When Girls premiered a few years ago, I watched the growing pre-premiere buzz with complete fascination. It wasn’t simply that there was about to be a scripted series about the lives of four girls that drew me in; it was that this show was written, directed, produced, and starred a twenty-six years old.
What was I doing at twenty-six? Well, I was teaching high school and breaking up with a guy I’d dated for four years and going with my friends to the Bull’s Head on 3rd Avenue and getting crushes on guys who were either currently in a band or had once been in a band and not challenging myself creatively in the slightest. Part of ignoring my latent desire to write back then was logistical; I’d become a teacher just a few years earlier and I was still figuring out how to do that job to the best of my ability and how to function on not nearly enough sleep. And I became a good teacher quickly, but honing that talent alone was where my creative energies were spent – well, there and figuring out how to dress to meet up with a guitarist who was covered in tattoos, the kind of guy I could never bring to Thanksgiving at my mother’s house, unless I was hoping to give her a panic attack along with a fruit plate.

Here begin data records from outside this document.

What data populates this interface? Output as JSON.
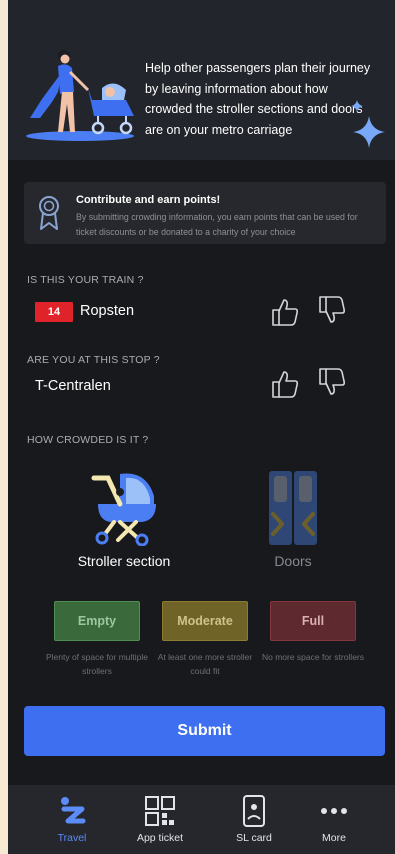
{
  "hero": {
    "text": "Help other passengers plan their journey by leaving information about how crowded the stroller sections and doors are on your metro carriage"
  },
  "info": {
    "title": "Contribute and earn points!",
    "body": "By submitting crowding information, you earn points that can be used for ticket discounts or be donated to a charity of your choice"
  },
  "train_question": {
    "label": "IS THIS YOUR TRAIN ?",
    "line_number": "14",
    "line_color": "#e0232a",
    "destination": "Ropsten"
  },
  "stop_question": {
    "label": "ARE YOU AT THIS STOP ?",
    "stop_name": "T-Centralen"
  },
  "crowd_question": {
    "label": "HOW CROWDED IS IT ?",
    "section_types": [
      {
        "label": "Stroller section",
        "icon": "stroller-icon",
        "selected": true
      },
      {
        "label": "Doors",
        "icon": "doors-icon",
        "selected": false
      }
    ],
    "levels": [
      {
        "label": "Empty",
        "description": "Plenty of space for multiple strollers",
        "color": "#3f7f43"
      },
      {
        "label": "Moderate",
        "description": "At least one more stroller could fit",
        "color": "#8a7a2e"
      },
      {
        "label": "Full",
        "description": "No more space for strollers",
        "color": "#7e2e34"
      }
    ]
  },
  "submit_label": "Submit",
  "tabs": [
    {
      "label": "Travel",
      "icon": "travel-icon",
      "active": true
    },
    {
      "label": "App ticket",
      "icon": "qr-code-icon",
      "active": false
    },
    {
      "label": "SL card",
      "icon": "sl-card-icon",
      "active": false
    },
    {
      "label": "More",
      "icon": "more-dots-icon",
      "active": false
    }
  ],
  "colors": {
    "accent": "#3d6ff0",
    "background": "#18191c",
    "active_tab": "#5b8cf7"
  }
}
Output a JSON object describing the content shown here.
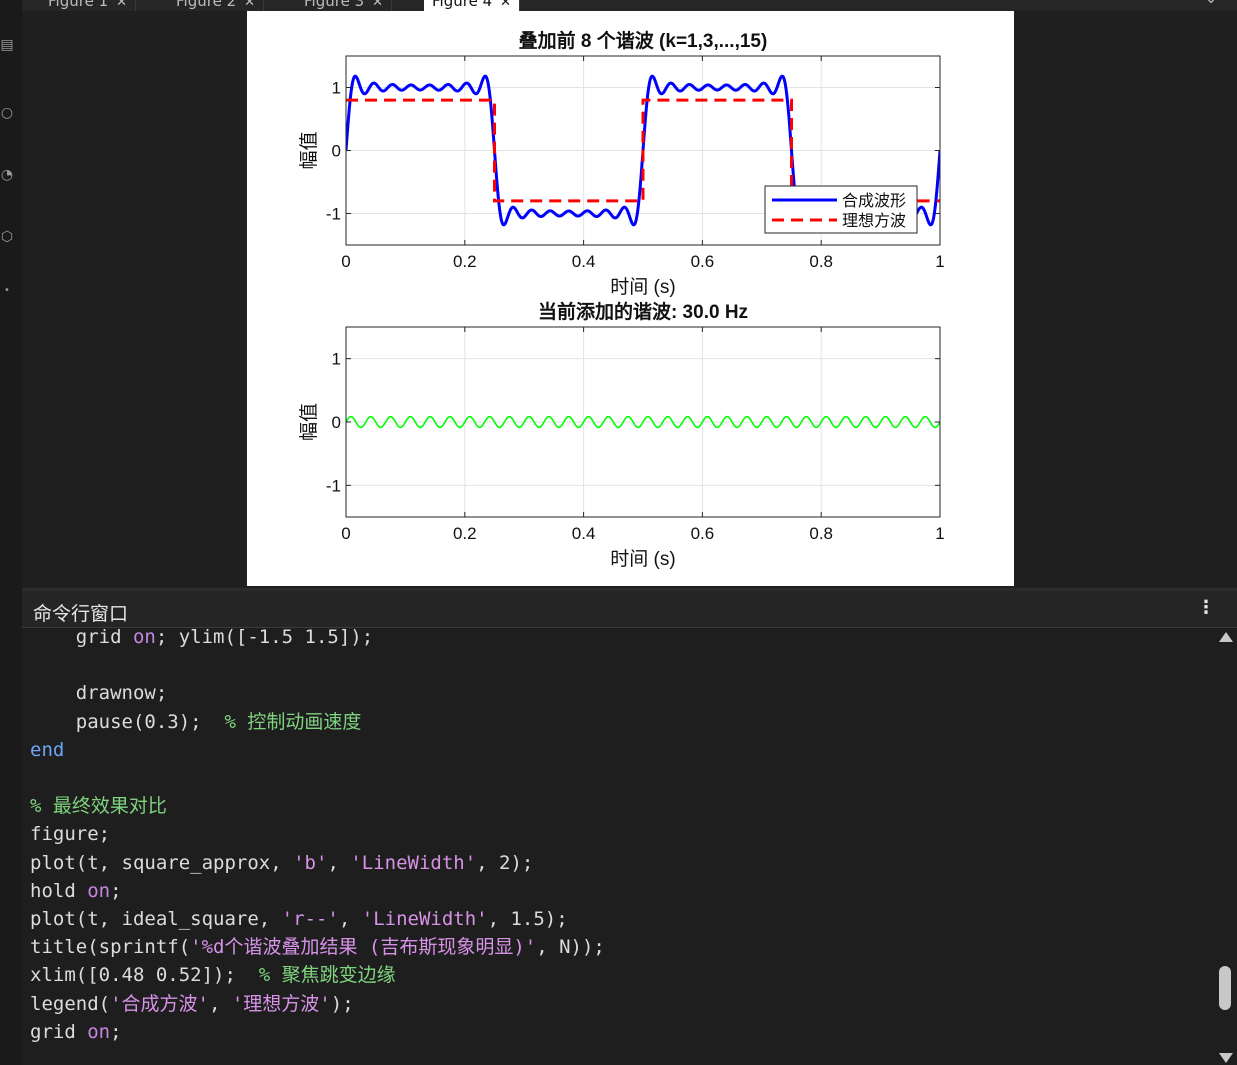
{
  "tabs": [
    {
      "label": "Figure 1",
      "active": false
    },
    {
      "label": "Figure 2",
      "active": false
    },
    {
      "label": "Figure 3",
      "active": false
    },
    {
      "label": "Figure 4",
      "active": true
    }
  ],
  "tab_close_glyph": "✕",
  "figure": {
    "chart_data": [
      {
        "type": "line",
        "title": "叠加前 8 个谐波 (k=1,3,...,15)",
        "xlabel": "时间 (s)",
        "ylabel": "幅值",
        "xlim": [
          0,
          1
        ],
        "ylim": [
          -1.5,
          1.5
        ],
        "xticks": [
          "0",
          "0.2",
          "0.4",
          "0.6",
          "0.8",
          "1"
        ],
        "yticks": [
          "1",
          "0",
          "-1"
        ],
        "grid": true,
        "legend_position": "bottom-right",
        "legend": [
          "合成波形",
          "理想方波"
        ],
        "series": [
          {
            "name": "合成波形",
            "color": "#0000ff",
            "style": "solid",
            "function": "sum of (4/pi)*sin(2*pi*2*k*t)/k for k=1,3,...,15"
          },
          {
            "name": "理想方波",
            "color": "#ff0000",
            "style": "dashed",
            "x": [
              0,
              0.25,
              0.25,
              0.5,
              0.5,
              0.75,
              0.75,
              1.0
            ],
            "y": [
              0.8,
              0.8,
              -0.8,
              -0.8,
              0.8,
              0.8,
              -0.8,
              -0.8
            ]
          }
        ]
      },
      {
        "type": "line",
        "title": "当前添加的谐波: 30.0 Hz",
        "xlabel": "时间 (s)",
        "ylabel": "幅值",
        "xlim": [
          0,
          1
        ],
        "ylim": [
          -1.5,
          1.5
        ],
        "xticks": [
          "0",
          "0.2",
          "0.4",
          "0.6",
          "0.8",
          "1"
        ],
        "yticks": [
          "1",
          "0",
          "-1"
        ],
        "grid": true,
        "series": [
          {
            "color": "#00ff00",
            "style": "solid",
            "frequency_hz": 30,
            "amplitude": 0.085
          }
        ]
      }
    ]
  },
  "command_window": {
    "title": "命令行窗口",
    "menu_glyph": "⋮",
    "lines": [
      [
        {
          "t": "    grid ",
          "c": ""
        },
        {
          "t": "on",
          "c": "kw"
        },
        {
          "t": "; ylim([-1.5 1.5]);",
          "c": ""
        }
      ],
      [],
      [
        {
          "t": "    drawnow;",
          "c": ""
        }
      ],
      [
        {
          "t": "    pause(0.3);  ",
          "c": ""
        },
        {
          "t": "% 控制动画速度",
          "c": "cmt"
        }
      ],
      [
        {
          "t": "end",
          "c": "end"
        }
      ],
      [],
      [
        {
          "t": "% 最终效果对比",
          "c": "cmt"
        }
      ],
      [
        {
          "t": "figure;",
          "c": ""
        }
      ],
      [
        {
          "t": "plot(t, square_approx, ",
          "c": ""
        },
        {
          "t": "'b'",
          "c": "str"
        },
        {
          "t": ", ",
          "c": ""
        },
        {
          "t": "'LineWidth'",
          "c": "str"
        },
        {
          "t": ", 2);",
          "c": ""
        }
      ],
      [
        {
          "t": "hold ",
          "c": ""
        },
        {
          "t": "on",
          "c": "kw"
        },
        {
          "t": ";",
          "c": ""
        }
      ],
      [
        {
          "t": "plot(t, ideal_square, ",
          "c": ""
        },
        {
          "t": "'r--'",
          "c": "str"
        },
        {
          "t": ", ",
          "c": ""
        },
        {
          "t": "'LineWidth'",
          "c": "str"
        },
        {
          "t": ", 1.5);",
          "c": ""
        }
      ],
      [
        {
          "t": "title(sprintf(",
          "c": ""
        },
        {
          "t": "'%d个谐波叠加结果 (吉布斯现象明显)'",
          "c": "str"
        },
        {
          "t": ", N));",
          "c": ""
        }
      ],
      [
        {
          "t": "xlim([0.48 0.52]);  ",
          "c": ""
        },
        {
          "t": "% 聚焦跳变边缘",
          "c": "cmt"
        }
      ],
      [
        {
          "t": "legend(",
          "c": ""
        },
        {
          "t": "'合成方波'",
          "c": "str"
        },
        {
          "t": ", ",
          "c": ""
        },
        {
          "t": "'理想方波'",
          "c": "str"
        },
        {
          "t": ");",
          "c": ""
        }
      ],
      [
        {
          "t": "grid ",
          "c": ""
        },
        {
          "t": "on",
          "c": "kw"
        },
        {
          "t": ";",
          "c": ""
        }
      ]
    ]
  }
}
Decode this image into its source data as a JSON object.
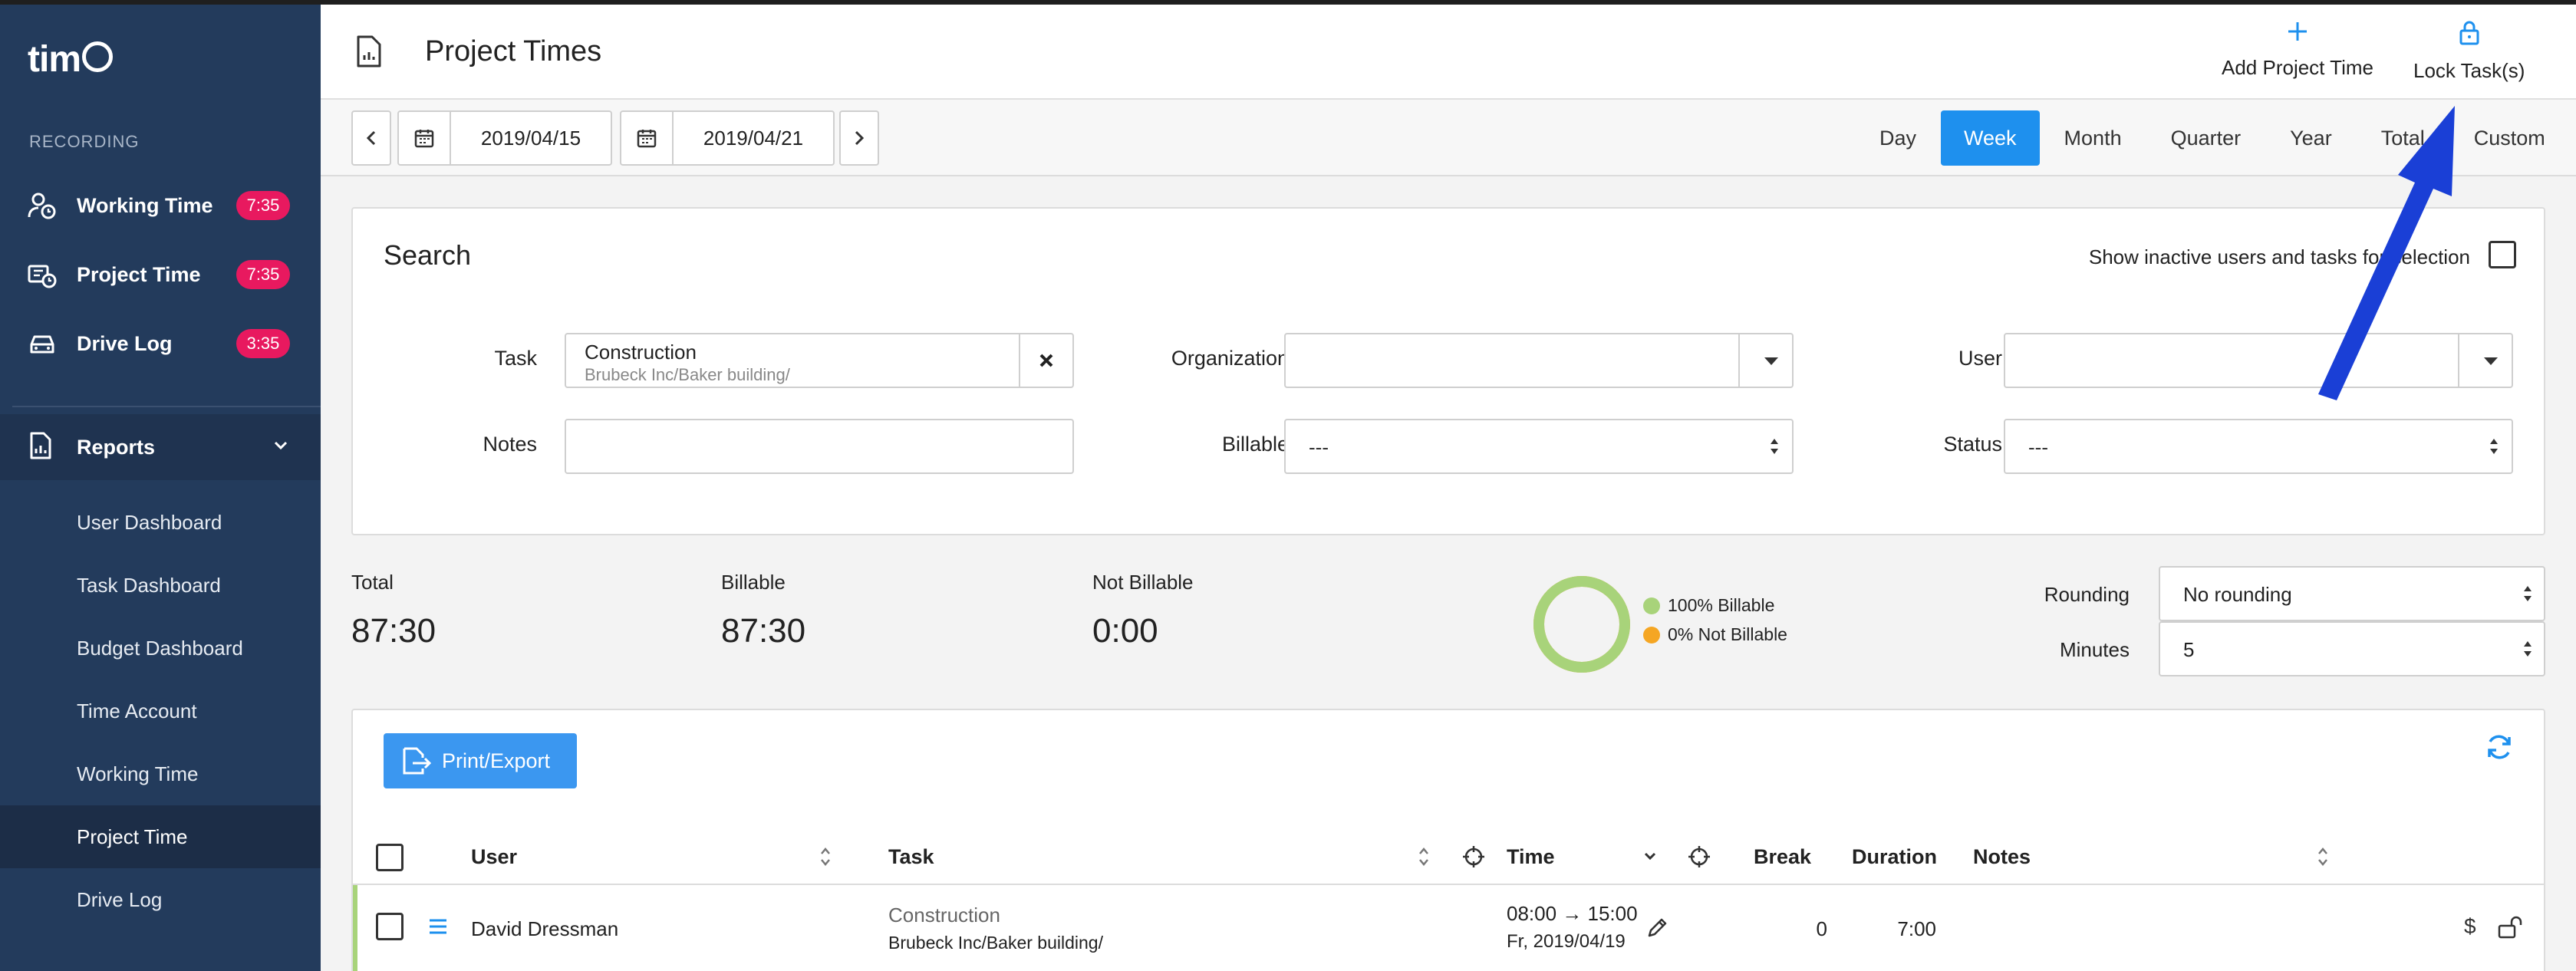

But this girl who wrote Girls – a show with so much fanfare that the next time I blow out my birthday candles or see the time flash 11:11 or find an errant eyelash has fluttered down my cheek, I will make a wish that the PR rep of that show becomes my new best friend forever – was young and she was accomplishing so much, and I was looking forward to seeing what all the fuss was about.
I didn’t much like the first episode, and my reason is going to make me sound like a total asshole, which I’ve chosen to realize and to accept. Here it is: I didn’t like staring at a television show populated by unattractive people.
I know. I sort of feel like shit for saying such a thing, but I also can’t fault myself for wanting to look at things of beauty. Even in museums, it’s not like I seek out the painting that can be empirically measured as the most sinfully heinous to gaze upon; I want the Matisse and the Monet and the Sisley for their quiet and serene loveliness.
I want Haring for the whimsy.
I want what my eye and my mind agree is aesthetically exquisite.
It’s an interesting question to consider: how are our parameters of beauty defined and when does it happen in our development? Certainly part of the formulation of acceptable and desired standards of beauty occur through early socialization and exposure to things like dolls and movies and comments adults make about what constitutes pretty hair, but I also think that just maybe some of it is evolutionary and scientifically-simple, and that what we’re all attracted to, on some basic level, is simply symmetry. There’s a kind of formula for what makes a face symmetrical, and there’s an internal draw one has when one gazes at such a face.
I guess what I’m saying is don’t blame me – blame math and science. I always do.
A few weeks ago I went to my friend’s house for dinner. There were only a few of us there, and I arrived just as she was putting her kids to bed. I heard them yell goodnight from the top of the stairs, and I asked her husband if I could quickly pop up to say hello before they crawled under their covers, and I walked up the stairs to the three-year-old girl and her six-year-old brother. The little boy had come to school with his mommy recently, and he and I got to spend a little time together during my free periods. We colored with chalk and I chased him around his mother’s classroom, and we’d bonded a bit. But I never expected that he would come down the stairs to the living room where I sat on the couch with a glass of wine to ask me if I would come over one day over vacation to play with him. And I really never expected that when Shannon finally put him to bed that she would come downstairs and tell me, “Sean just said ‘Aunt Nell is so pretty.’”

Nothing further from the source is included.